Mateusz Kusznierewicz lideruje w żeglarskich mistrzostwach Europy w klasie Finn, które rozgrywane są na francuskiej części Atlantyku. W mistrzostwach świata w 470 w Zadarze Katarzyna Tylińska i Zuzanna Gładysz spadły z pierwszego na szóste miejsce. Stołeczni deskarze są w czołówce mistrzostw kontynentu w Formule Windsurfing. Dzisiaj w Turcji do walki o medal mistrzostw świata na Laserze przystąpi Maciej Grabowski.
Mistrz olimpijski u wybrzeży La Rochelle żegluje na razie z żelazną konsekwencją. W każdym z wyścigu przypływa na... drugiej pozycji.
- Warunki zupełnie mi nie odpowiadały. Wiatr był słaby, w granicach 2-3 stopni w skali Beauforta. Fory mieli zawodnicy lżejsi, a ja na przykład od broniącego tytułu Bena Ainslie ważę o 6 kilogramów więcej - skarżył się
Mateusz Kusznierewicz. Po dwóch dniach regat miał cztery punkty przewagi nad
Sebastienem Godefroidem (Belgia) i aż 27 nad Brytyjczykiem, który plasuje się na szóstej pozycji. Z pierwszej "10" wypadł
Rafał Szukiel. Olsztynianin jest piętnasty.
Trzy następne wyścigi nie posłużyły również żeńskiej załodze AZS AWFiS Gdańsk - Spójnia Warszawa.
Tylińska i
Gładysz spadły na szóste miejsce, ale nadal są w gronie tych, którym przysługuje kwalifikacja olimpijska. Zupełnie nie liczą się
Marta Petrasz i
Gabriela Brzóska (AZS AWFiS), które w stawce 53 załóg są na 50 miejscu.
Wśród mężczyzn jest aż 101 łódek typu 470. Niestety, te w biało-czerwonych barwach z trudem przebijają się do pierwszej połowy klasyfikacji. Najlepsza z nich,
Rafał Sawicki (YKP Gdynia) i
Paweł Nowakowski (AZS AWFiS), jest 41.
Na włoskim jeziorze Garda broniąca tytułu
Dorota Staszewska (Era AZS Uniwersytet Warszawski) jeden bieg wygrała, w dwóch innych była na drugiej pozycji i takie też miejsce zajmuje w klasyfikacji generalnej. Lepsza jest tylko Australijka
Allison Shreeve (regaty mają charater otwarty dla deskarzy z innych kontynetów).
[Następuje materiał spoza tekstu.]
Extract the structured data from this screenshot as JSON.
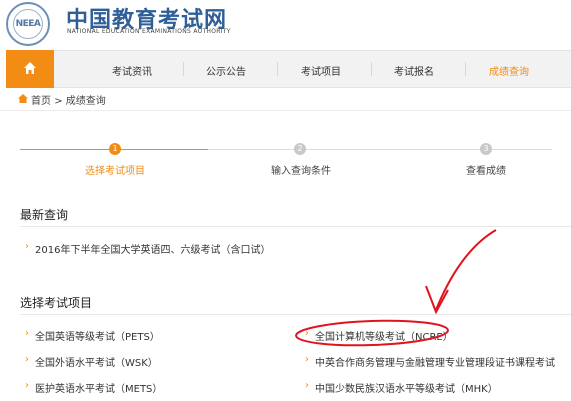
{
  "header": {
    "emblem_text": "NEEA",
    "title": "中国教育考试网",
    "subtitle": "NATIONAL EDUCATION EXAMINATIONS AUTHORITY"
  },
  "nav": {
    "items": [
      "考试资讯",
      "公示公告",
      "考试项目",
      "考试报名",
      "成绩查询"
    ],
    "active_index": 4
  },
  "breadcrumb": {
    "home": "首页",
    "separator": ">",
    "current": "成绩查询"
  },
  "steps": [
    {
      "number": "1",
      "label": "选择考试项目",
      "active": true
    },
    {
      "number": "2",
      "label": "输入查询条件",
      "active": false
    },
    {
      "number": "3",
      "label": "查看成绩",
      "active": false
    }
  ],
  "latest": {
    "title": "最新查询",
    "items": [
      "2016年下半年全国大学英语四、六级考试（含口试）"
    ]
  },
  "select_exam": {
    "title": "选择考试项目",
    "left": [
      "全国英语等级考试（PETS）",
      "全国外语水平考试（WSK）",
      "医护英语水平考试（METS）"
    ],
    "right": [
      "全国计算机等级考试（NCRE）",
      "中英合作商务管理与金融管理专业管理段证书课程考试",
      "中国少数民族汉语水平等级考试（MHK）"
    ]
  },
  "colors": {
    "accent": "#f28c14",
    "brand": "#2f5f96",
    "annotation": "#e0141e"
  }
}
Panów startuje aż 160. Rozpoczęli od rywalizacji w grupach.
Wojciech Brzozowski (Era Warszawa) pierwszy wyścig wygrał, a następnie osiągał czwarte i trzecie miejsce.
- Na jeziorze panują trudne warunki. Kawałki gałązek zaplątały się w mój statecznik i spowolniły deskę w tym najsłabszym starcie - wyjaśniał stołeczny żeglarz.
- Chcę powalczyć o miejsce na podium, ale będę zadowolony z lokaty w czołowej piątce. Cieszę się, że miałem niemal tydzień na przetestowanie sprzętu. Wprawdzie Laser to klasa monotypowa, ale bywa, że występują pewne różnice między poszczególnymi egzemplarzami - mówi 26-letni
Maciej Grabowski, mistrz (2001) i brązowy medalista (2003) mistrzostw Europy, siódmy zawodnik w igrzyskach w Sydney, który dzisiaj w tureckim Bodrum rozpoczyna rywalizację o mistrzostwo świata.